Reduced pain sensitivity is less consistent in patients with NDD, in whom SIBs may in fact be associated with increased nociception. A systematic review of 10 randomized controlled trials of opioid antagonists to treat SIB in patients with NDD (where ID ranged from mild to profound, with 40% having an autism diagnosis) revealed that 8 of the 10 reported positive results and opioid antagonist treatments reduced episodes of SI in 50% of the subjects. Opioid signaling may be a convergence point for SIBs for persons with an NDD or psychopathology; however, the dynamics of this signaling, and the baseline states, may differ between these populations.
Interactions Between Signaling Pathways
When considering complex behaviors such as SIB it is important to remember that the neurotransmitter systems do not act independently, but interact with each other in a myriad of ways, many of which we do not yet fully understand.
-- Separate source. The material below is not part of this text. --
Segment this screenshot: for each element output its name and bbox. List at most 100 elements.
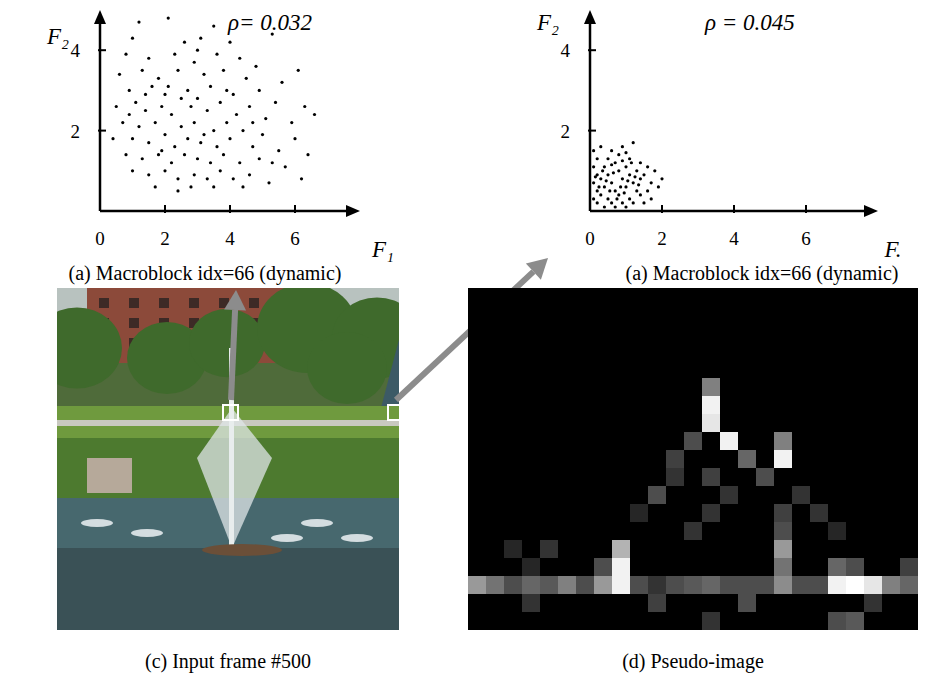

For instance adenosine A2A receptors form heterodimers with DA D2 receptors, and they reciprocally oppose each other’s functions, including D2-mediated enkephalin release. Adenosine signaling through both the A1 and A2A receptors is analgesic and reduces symptoms of opiate withdrawal, while opiates may increase the degradation of adenosine. Meanwhile the EO system bidirectionally modulates the dopaminergic system ( Fig. 2 ). This level of interconnectivity indicates that one neurotransmitter system may alter its signaling to compensate for another. Although this is likely to be beneficial in many instances it is possible that overcompensation, perhaps caused by genetic predisposition, or deficits in multiple systems, could drive the SIB phenotype, which would suggest that combinations of pharmacological treatments may be more effective than any one alone.